Subdivisions - The main origin of dewangan is from Raigarh Chhattisgarh where they started manufacturing silk saree as per legacy knowledge from Markandey Rishi. After successful trading to different cities of Chhattisgarh they started trading to other states as well like the neighboring Maharashtra, Madhya Pradesh, Uttar Pradesh, Odisha etc. and later all across India started Silk business and some of them converted into Koshta(Dewangan), Somewhere they known as Koshti. The caste have several subdivisions of different types. The Lad Koshtis come from Gujarat, the Gadhewal from Garha or Jubbulpore, Koshtis from Nagpur are Cultivators, Tailors and Potters, the Deshkar and Maratha from the Maratha country, while the Dewangan probably take their name from the old town of that name on the Wardha river. The Patwis are dyers, and colour the silk thread which the weavers use to border their cotton cloth. It is usually dyed red with lac. They also make braid and sew silk thread on ornaments like the separate Patwa caste. And the Onkule are the offspring of illegitimate unions. In Berar there is a separate subcaste named Hatghar, which may be a branch of the Dhangar or shepherd caste. Berar also has a group known as Jain Koshtis, who may formerly have professed the Jain religion, but are now strict Sivites. The Salewars are said to be divided into the Sutsale or thread-weavers, the Padmasale or those who originally wove the lotus flower and the Sagunsale, a group of illegitimate descent. The above names show that the caste is of mixed origin, containing a large Telugu element, while a body of the primitive Halbas has been incorporated into it. Many of the Maratha Koshtis are probably Kunbis(Cultivators) who have taken up weaving. The caste has also a number of exogamous divisions of the usual type which serve to prevent the marriage of near relatives.

== Language ==
The Koshti language is a distinct Indo-Aryan language with words derived from Sanskrit in either their tatsama or tadbhava form.
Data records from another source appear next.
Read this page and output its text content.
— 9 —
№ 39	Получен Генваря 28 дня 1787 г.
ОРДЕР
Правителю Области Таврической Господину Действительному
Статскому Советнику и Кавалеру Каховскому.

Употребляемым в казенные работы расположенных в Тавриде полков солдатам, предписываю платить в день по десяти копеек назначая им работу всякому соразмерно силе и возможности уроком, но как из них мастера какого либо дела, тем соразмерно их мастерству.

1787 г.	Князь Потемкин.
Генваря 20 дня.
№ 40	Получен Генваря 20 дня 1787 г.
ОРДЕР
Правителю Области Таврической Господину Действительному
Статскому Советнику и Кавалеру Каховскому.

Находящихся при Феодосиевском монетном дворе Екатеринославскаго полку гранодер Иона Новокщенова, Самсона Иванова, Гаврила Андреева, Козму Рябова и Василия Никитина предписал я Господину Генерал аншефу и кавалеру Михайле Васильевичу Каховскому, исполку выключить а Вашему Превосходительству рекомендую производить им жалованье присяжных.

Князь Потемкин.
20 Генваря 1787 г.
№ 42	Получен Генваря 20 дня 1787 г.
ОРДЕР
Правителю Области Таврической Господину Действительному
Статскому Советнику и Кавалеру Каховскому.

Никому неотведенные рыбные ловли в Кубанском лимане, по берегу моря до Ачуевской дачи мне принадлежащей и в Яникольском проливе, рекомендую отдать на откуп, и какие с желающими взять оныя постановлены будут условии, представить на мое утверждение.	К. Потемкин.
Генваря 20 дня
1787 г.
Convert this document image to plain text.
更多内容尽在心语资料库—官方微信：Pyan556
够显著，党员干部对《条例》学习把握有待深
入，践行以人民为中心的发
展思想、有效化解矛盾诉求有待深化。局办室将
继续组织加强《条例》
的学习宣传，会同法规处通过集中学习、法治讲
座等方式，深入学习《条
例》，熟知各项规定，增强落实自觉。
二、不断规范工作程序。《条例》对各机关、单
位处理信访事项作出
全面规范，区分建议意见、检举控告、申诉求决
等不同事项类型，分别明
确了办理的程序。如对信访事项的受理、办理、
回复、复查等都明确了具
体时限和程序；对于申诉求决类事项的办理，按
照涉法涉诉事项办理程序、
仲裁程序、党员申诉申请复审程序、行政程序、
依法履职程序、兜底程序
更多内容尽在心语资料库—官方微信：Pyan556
Koshti also contains words borrowed from languages like Marathi, Khari-boli, Bundeli, Chhattisgarhi and variants of Hindi.

==Occupation==
The majority of Koshta today are Darji, Potter and Cultivators and some of them have started employment other than their main occupation like in cotton and silk mills of both the public and private sectors. They have also begun to work in bidi making, brass cutlery and utensil manufacturing, tile and brick making and construction work.